Princeton-Mellon / Princeton Institute for International & Regional Studies Fellow
Gregory Valdespino's fellowship is made possible by the Program in African Studies, the Princeton Institute for International and Regional Studies, and the Mellon Foundation.
Valdespino is a scholar of domesticity, everyday life and governance in West Africa and the Francophone world, with special interests in Senegal and West African communities in France. His research examines how changes to West Africans' domestic lives and spaces informed new ideas about governance during the 20th century.
His dissertation, "At Home in Empire: The Politics of Dwelling in France and Senegal, 1914-1974," examines when, where and why West Africans' capacity to feel at home became politicized in Senegal and France during the 20th century.
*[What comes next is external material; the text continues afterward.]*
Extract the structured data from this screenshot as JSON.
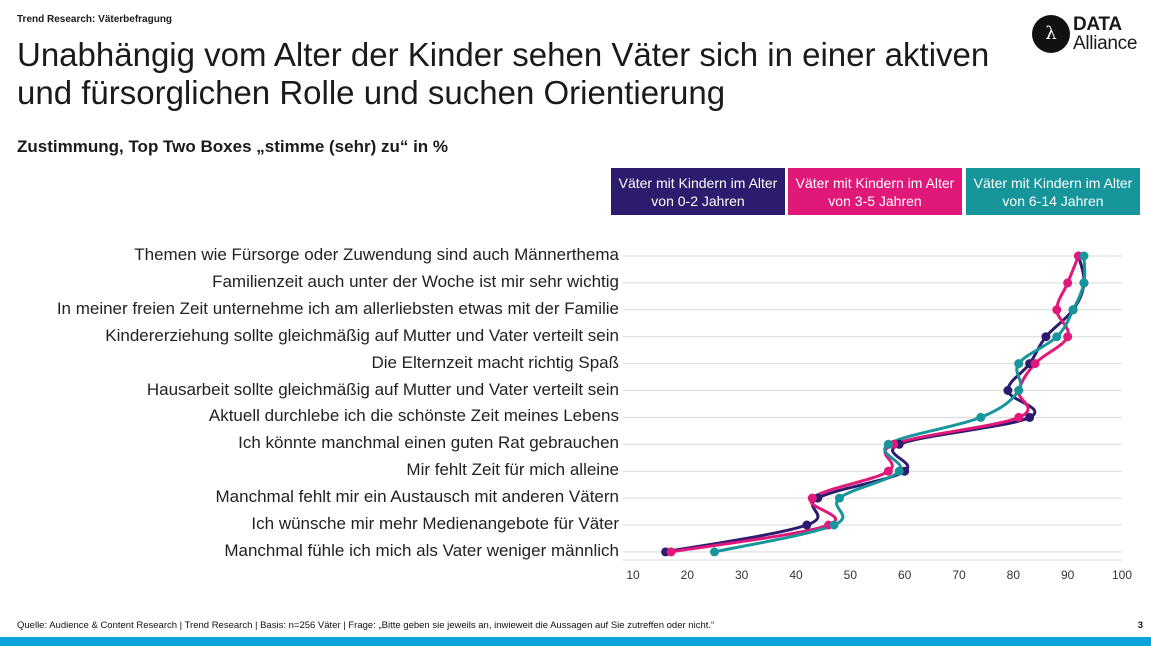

Between the outbreak of World War I and the mid-1970s, West African dwellers and French officials engaged in the contested creation of a political framework that linked governmental legitimacy to West Africans' domestic well-being both in Senegal and France. Through extensive archival work and interviews in both Senegal and France, Valdespino demonstrates how this new ideological and practical framework informed competing ideas and practices around what governments could or should do to create spaces that people could call home. Calling this framework the "politics of dwelling." Valdespino examines how access to domestic resources came to inform alternative notions of political inclusion and exclusion within Senegal and amongst West African communities in France before and after decolonization.
He received his PhD in History from the University of Chicago in August 2022 and holds a B.A. in History from Stanford University. Before beginning his graduate training, he worked as an English teacher in northern France. In Spring 2023, Valdespino will teach a course on the history of African cities from the early modern period to the present.